Esa tortuosa línea que separa al artista del artesano, al creador del copista, carece, por lo que se ve, de etiología conocida. ¿Qué hace que un libro caiga o no de las manos? Por qué engancha la lectura de un cuento de Borges o un ensayo de Ferlosio pese a lo alambicado de la trama en el primero y a lo alambicado de la sintaxis en el segundo y, en cambio, la obra de la inmensa mayoría de autores, sea el que sea su procedimiento y el género literario que practiquen, produce rechazo aun no concluido el primer párrafo. Una respuesta apresurada pero quizá certera se sustancia en un término: genialidad. Dos personas, recientemente fallecidas, disponían de ese carisma.
La verdad es que traté poco a Benigno Lapas Multitudinario, lo traté poco, pero hubiera querido tratarlo más, saber de dónde sacaba la fuerza necesaria para convertir cualquiera de sus actos en una pirueta intelectual y/o en un despliegue insospechado de luces de artificio.

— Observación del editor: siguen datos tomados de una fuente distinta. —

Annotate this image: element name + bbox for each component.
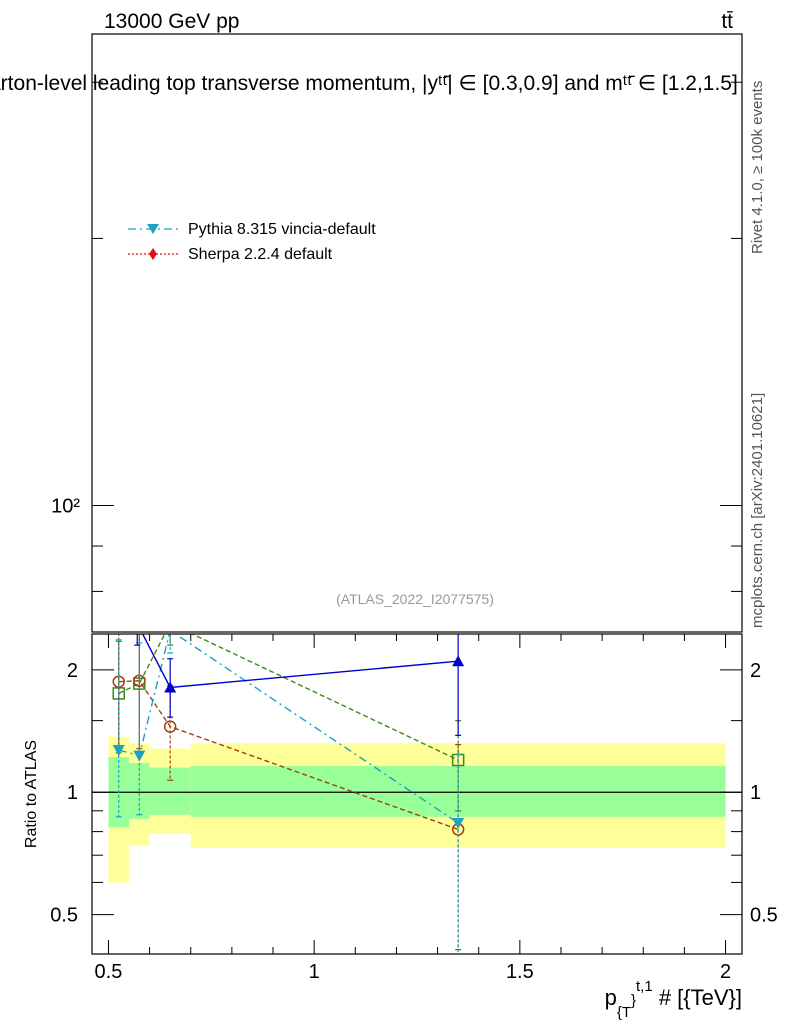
marker-data (131, 618, 143, 629)
y-tick-label-left: 1 (67, 782, 78, 804)
legend: Pythia 8.315 vincia-default Sherpa 2.2.4… (128, 221, 376, 263)
x-axis-label: p{T}t,1 # [{TeV}] (605, 978, 742, 1021)
series-data (131, 618, 465, 736)
ratio-uncertainty-bands (108, 736, 726, 883)
series-pythia (112, 634, 465, 954)
x-tick-label: 1.5 (506, 961, 534, 983)
main-frame (91, 33, 743, 633)
x-tick-label: 1 (309, 961, 320, 983)
marker-sherpa (163, 720, 177, 733)
analysis-watermark: (ATLAS_2022_I2077575) (336, 591, 494, 607)
y-tick-label-right: 0.5 (750, 905, 778, 927)
main-panel: 10² (ATLAS_2022_I2077575) Pythia 8.315 v… (51, 33, 743, 633)
ratio-panel: 0.5 1 1.5 2 0.5 0.5 1 1 2 2 Ratio to ATLAS p{T}t,… (23, 618, 778, 1021)
marker-pythia (168, 634, 172, 637)
process-label: tt̄ (721, 10, 733, 33)
series-line-extra (118, 634, 459, 761)
main-ytick-label: 10² (51, 495, 80, 517)
x-tick-label: 2 (720, 961, 731, 983)
ratio-axis-ticks: 0.5 1 1.5 2 0.5 0.5 1 1 2 2 (50, 634, 778, 983)
marker-pythia (452, 818, 465, 830)
y-tick-label-right: 1 (750, 782, 761, 804)
marker-data (164, 681, 177, 693)
band-inner-bin (149, 767, 191, 815)
series-line-pythia (118, 634, 459, 824)
x-axis-label-sub: {T (617, 1004, 631, 1021)
energy-label: 13000 GeV pp (104, 10, 239, 33)
x-axis-label-sup: t,1 (636, 978, 653, 995)
mcplots-label: mcplots.cern.ch [arXiv:2401.10621] (749, 393, 766, 628)
x-axis-label-sub-close: } (631, 992, 636, 1009)
legend-sherpa-marker (149, 248, 157, 260)
marker-pythia (133, 750, 146, 762)
marker-pythia (112, 745, 125, 757)
ratio-frame (91, 633, 743, 955)
series-line-data (141, 634, 459, 689)
x-axis-label-base: p (605, 985, 617, 1010)
x-tick-label: 0.5 (95, 961, 123, 983)
band-inner-bin (129, 762, 150, 819)
plot-title: Parton-level leading top transverse mome… (0, 72, 738, 95)
legend-sherpa-label: Sherpa 2.2.4 default (188, 246, 333, 263)
rivet-label: Rivet 4.1.0, ≥ 100k events (749, 81, 766, 254)
y-tick-label-right: 2 (750, 660, 761, 682)
marker-data (452, 655, 465, 667)
marker-extra (165, 618, 176, 629)
y-tick-label-left: 0.5 (50, 905, 78, 927)
legend-pythia-label: Pythia 8.315 vincia-default (188, 221, 376, 238)
legend-pythia-marker (147, 224, 159, 234)
main-y-ticks (92, 81, 742, 592)
ratio-series-group (112, 618, 465, 954)
x-axis-label-rest: # [{TeV}] (653, 985, 742, 1010)
ratio-y-axis-label: Ratio to ATLAS (23, 740, 40, 848)
series-line-sherpa (118, 680, 459, 831)
y-tick-label-left: 2 (67, 660, 78, 682)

Él, normalmente, patrullaba por el Puente Nuevo y por las inmediaciones de la plaza de la Catedral, territorios de caza en los que capturaba tanto a turistas como a indígenas para someterlos a interesantes sesiones de telepatía, telequinesia y parapsicología en general. El pasado 4 de septiembre me introdujo en el portal de Casa Tapón, prometiendo que la experiencia no iba a ser dolorosa, pero sí lo fue; consiguió recuperar imágenes de mi más tierna infancia en las que me sodomizaba nuestro médico de cabecera, doctor Citröen, y, en los jardines prohibidos del colegio de los Jesuitas, yo, alumno de Preparatoria, era apedreado por alumnos de 5º B.

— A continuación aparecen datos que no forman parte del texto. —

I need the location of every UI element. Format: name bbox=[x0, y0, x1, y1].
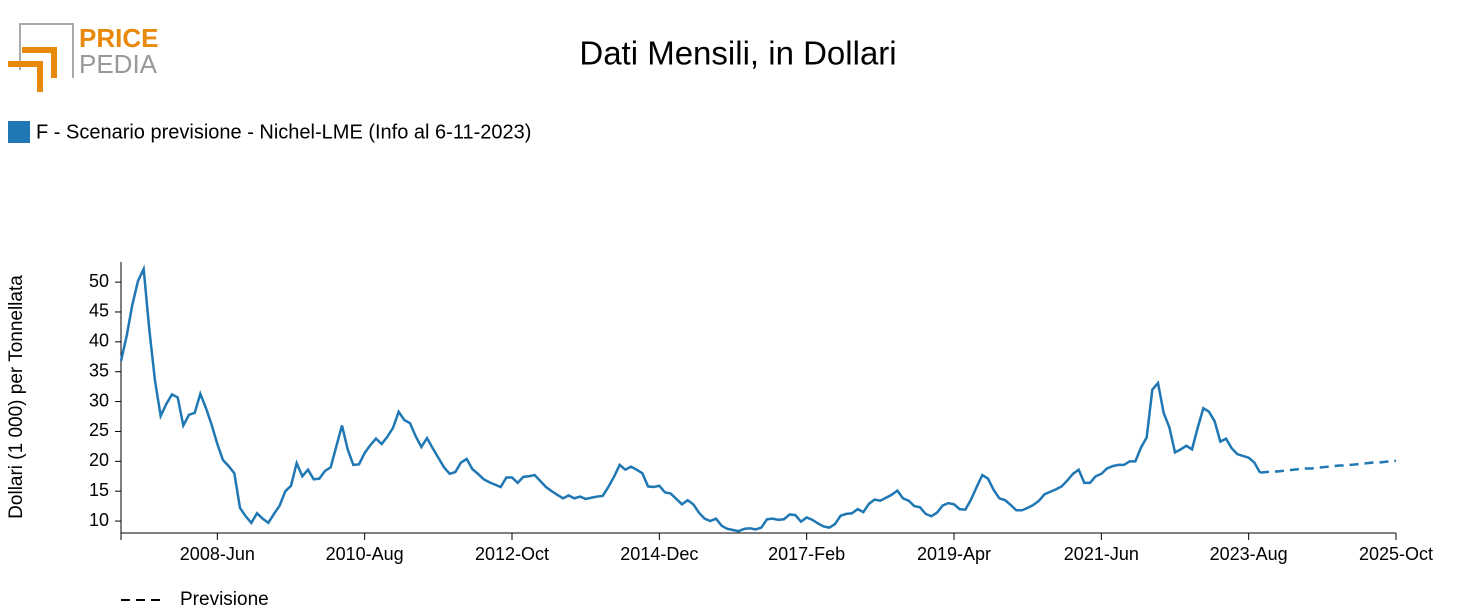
legend-label: F - Scenario previsione - Nichel-LME (In… bbox=[36, 121, 531, 143]
y-tick-label: 50 bbox=[89, 271, 109, 291]
legend-swatch bbox=[8, 121, 30, 143]
y-tick-label: 15 bbox=[89, 480, 109, 500]
logo-text: PRICE bbox=[79, 23, 158, 53]
y-tick-label: 40 bbox=[89, 331, 109, 351]
y-tick-label: 45 bbox=[89, 301, 109, 321]
x-tick-label: 2019-Apr bbox=[917, 544, 991, 564]
x-tick-label: 2010-Aug bbox=[326, 544, 404, 564]
x-tick-label: 2021-Jun bbox=[1064, 544, 1139, 564]
x-tick-label: 2023-Aug bbox=[1210, 544, 1288, 564]
chart-title: Dati Mensili, in Dollari bbox=[579, 35, 896, 72]
series-line bbox=[119, 264, 1262, 533]
logo-mark bbox=[22, 47, 57, 78]
logo-text: PEDIA bbox=[79, 49, 158, 79]
logo: PRICE PEDIA bbox=[8, 23, 158, 92]
x-tick-label: 2008-Jun bbox=[180, 544, 255, 564]
x-tick-label: 2025-Oct bbox=[1359, 544, 1433, 564]
legend-label: Previsione bbox=[180, 589, 269, 610]
y-axis-label: Dollari (1 000) per Tonnellata bbox=[6, 275, 27, 519]
y-tick-label: 20 bbox=[89, 450, 109, 470]
x-tick-label: 2014-Dec bbox=[620, 544, 698, 564]
y-tick-label: 35 bbox=[89, 360, 109, 380]
y-tick-label: 25 bbox=[89, 420, 109, 440]
y-tick-label: 10 bbox=[89, 510, 109, 530]
x-tick-label: 2012-Oct bbox=[475, 544, 549, 564]
logo-mark bbox=[8, 61, 43, 92]
logo-frame bbox=[19, 23, 74, 78]
x-tick-label: 2017-Feb bbox=[768, 544, 845, 564]
y-tick-label: 30 bbox=[89, 390, 109, 410]
series-line bbox=[1259, 459, 1397, 474]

Otro genio, y así era llamado, Genio, fue el brigada Uberto, encargado del control de los juegos que se practicaban por las tardes en la sala de oficiales del Casino Militar. Uberto llegaba pronto, no más allá de las tres, comprobaba que el tapete verde de las mesas careciera de migas, que los suelos carecieran de colillas y que las bombillas carecieran de excrementos de mosca. Luego, se encerraba en el llamado anfiteatro, cuarto que coronaba la sala desde donde, con su vista de lince y su larga experiencia como rector de chirlatas, vigilaba las partidas, en especial las de julepe, para descubrir posibles fullerías, bien por manipulación improcedente de los naipes, bien por conchabamiento entre participantes. Así, anotaba en un cuaderno nombres, horarios y faltas, para después, terminada la sesión, entregar al teniente Crollas un informe pormenorizado, apreciado por los jueces, hasta el punto de ser la única prueba utilizada para condenar a los tahúres, que al alba eran ajusticiados.